2025 yılında derinleşen geçim sıkıntısı, yurttaşların bankalara olan borçlarına da sert biçimde yansıdı. Yüksek faiz oranları, reel ücretlerdeki düşüş ve artan yaşam maliyetleri nedeniyle bireysel kredi ve kredi kartı borçlarını ödemekte zorlananların sayısı hızla artarken, yasal takip dosyaları da katlandı.
Açıklanan verilere göre, 2025 yılının Ocak-Ekim döneminde bireysel kredi veya bireysel kredi kartı borcundan dolayı yasal takibe intikal etmiş kişi sayısı, bir önceki yılın aynı dönemine göre yüzde 20 artarak 1 milyon 810 bin kişiye çıktı. Böylece, her geçen ay büyüyen borç yükünün, hane halkı bütçelerinde ciddi bir baskı unsuru haline geldiği bir kez daha ortaya kondu.
Türkiye Bankalar Birliği Risk Merkezi verileri, bireysel kredi borcundan dolayı yasal takibe intikal etmiş kişi sayısının söz konusu dönemde yüzde 17,2 artışla 1 milyon 96 bine ulaştığını gösteriyor. Aynı dönemde bireysel kredi kartı borcundan dolayı yasal takibe düşenlerin sayısı ise daha da hızlı artarak yüzde 24,4 oranında yükseldi ve 1 milyon 381 bin kişiye çıktı. Bu tablo, kredi kartı borcunun özellikle dar ve orta gelirli kesimler için giderek daha büyük bir risk alanına dönüştüğünü ortaya koyuyor.
Bireysel kredi ve kredi kartı borcunu ödememiş, borcu halen devam eden gerçek kişi sayısı da dikkat çekici seviyelere ulaştı. 2025 yılı Ekim ayı sonu itibarıyla bireysel borçları nedeniyle takipte bulunan kişi sayısı 4 milyon 179 bin 933 olarak kayda geçti. Bu rakam, Türkiye’de milyonlarca kişinin bankacılık sisteminde “riskli” konumda yer aldığını, dolayısıyla yeni krediye erişimde de güçlüklerle karşılaşabileceğini gösteriyor.

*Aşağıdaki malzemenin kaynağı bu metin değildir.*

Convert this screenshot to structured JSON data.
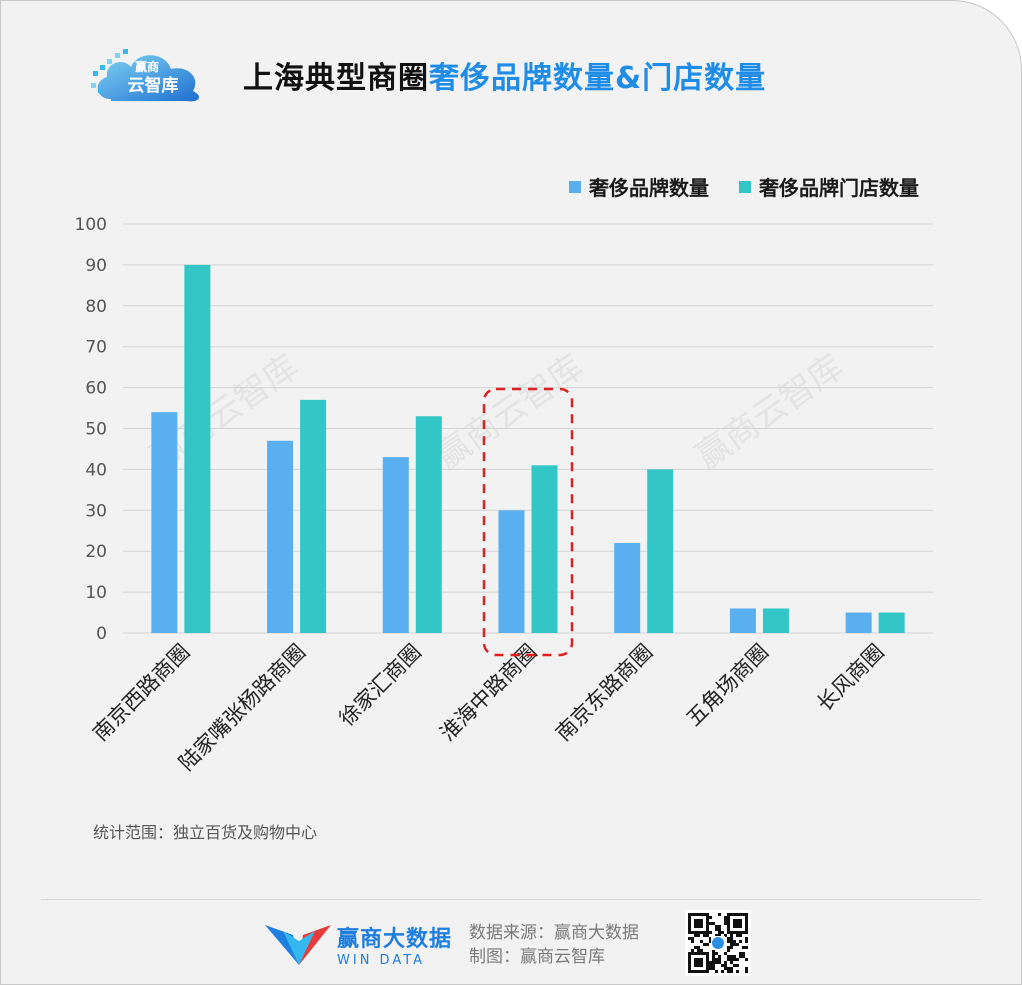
{
  "header": {
    "logo_text": "赢商云智库",
    "title_part1": "上海典型商圈",
    "title_part2": "奢侈品牌数量&门店数量"
  },
  "chart_data": {
    "type": "bar",
    "title": "上海典型商圈奢侈品牌数量&门店数量",
    "categories": [
      "南京西路商圈",
      "陆家嘴张杨路商圈",
      "徐家汇商圈",
      "淮海中路商圈",
      "南京东路商圈",
      "五角场商圈",
      "长风商圈"
    ],
    "series": [
      {
        "name": "奢侈品牌数量",
        "color": "#5aaff0",
        "values": [
          54,
          47,
          43,
          30,
          22,
          6,
          5
        ]
      },
      {
        "name": "奢侈品牌门店数量",
        "color": "#33c6c6",
        "values": [
          90,
          57,
          53,
          41,
          40,
          6,
          5
        ]
      }
    ],
    "ylim": [
      0,
      100
    ],
    "yticks": [
      0,
      10,
      20,
      30,
      40,
      50,
      60,
      70,
      80,
      90,
      100
    ],
    "grid": true,
    "legend_position": "top-right",
    "highlight_category": "淮海中路商圈",
    "highlight_color": "#e02020",
    "watermark": "赢商云智库"
  },
  "note": "统计范围：独立百货及购物中心",
  "footer": {
    "brand_cn": "赢商大数据",
    "brand_en": "WIN DATA",
    "source_line": "数据来源：赢商大数据",
    "made_line": "制图：赢商云智库"
  }
}
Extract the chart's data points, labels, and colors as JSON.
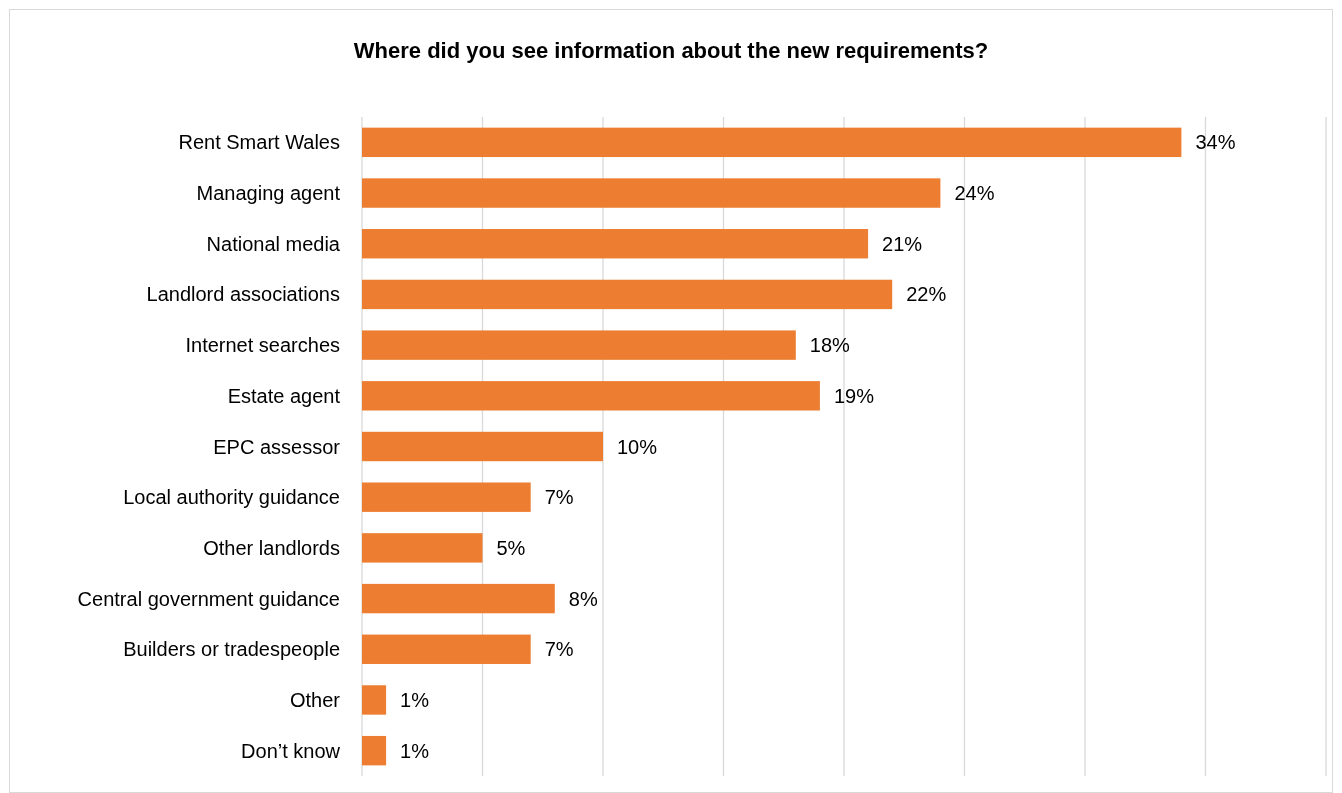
{
  "chart_data": {
    "type": "bar",
    "orientation": "horizontal",
    "title": "Where did you see information about the new requirements?",
    "categories": [
      "Rent Smart Wales",
      "Managing agent",
      "National media",
      "Landlord associations",
      "Internet searches",
      "Estate agent",
      "EPC assessor",
      "Local authority guidance",
      "Other landlords",
      "Central government guidance",
      "Builders or tradespeople",
      "Other",
      "Don’t know"
    ],
    "values": [
      34,
      24,
      21,
      22,
      18,
      19,
      10,
      7,
      5,
      8,
      7,
      1,
      1
    ],
    "value_labels": [
      "34%",
      "24%",
      "21%",
      "22%",
      "18%",
      "19%",
      "10%",
      "7%",
      "5%",
      "8%",
      "7%",
      "1%",
      "1%"
    ],
    "color": "#ed7d31",
    "xlim": [
      0,
      40
    ],
    "xticks": [
      {
        "value": 0,
        "label": null
      },
      {
        "value": 5,
        "label": null
      },
      {
        "value": 10,
        "label": null
      },
      {
        "value": 15,
        "label": null
      },
      {
        "value": 20,
        "label": null
      },
      {
        "value": 25,
        "label": null
      },
      {
        "value": 30,
        "label": null
      },
      {
        "value": 35,
        "label": null
      },
      {
        "value": 40,
        "label": null
      }
    ],
    "tick_labels": "y",
    "grid": "x"
  }
}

Risk Merkezi verilerine göre, Ekim 2025 itibarıyla bireysel kredi kartlarını da kapsayan bireysel kredilerde “tasfiye olunacak alacaklar” kalemi, bir önceki yıla göre yüzde 142 artışla 261 milyar liraya yükseldi. Tasfiye olunacak alacaklardaki bu artış, finansal sistemde sorunlu kredi hacminin hızla büyüdüğüne işaret ederken, hem bankalar hem de tüketiciler açısından yakın takibi gerektiren bir risk alanına işaret ediyor.
Uzmanlar, hane halkı borçluluğundaki artışa dikkat çekerken, yüksek enflasyon ve yükselen faiz ortamında gelirlerin aynı hızla artmamasının, kredi borcu çevirmeyi zorlaştırdığını vurguluyor. Kredi kartının, günlük harcamaları finanse etmede zorunlu bir araç haline geldiği; buna karşın gecikme faizleri ve ekstre tutarlarının yurttaşlar için ağır bir yük oluşturduğu ifade ediliyor.
Bireysel kredi borcu ve kredi kartı borcu nedeniyle takibe düşenlerin sayısındaki artış, önümüzdeki dönemde hem sosyal hem ekonomik açıdan önemli tartışma başlıklarından biri olmaya devam edecek gibi görünüyor.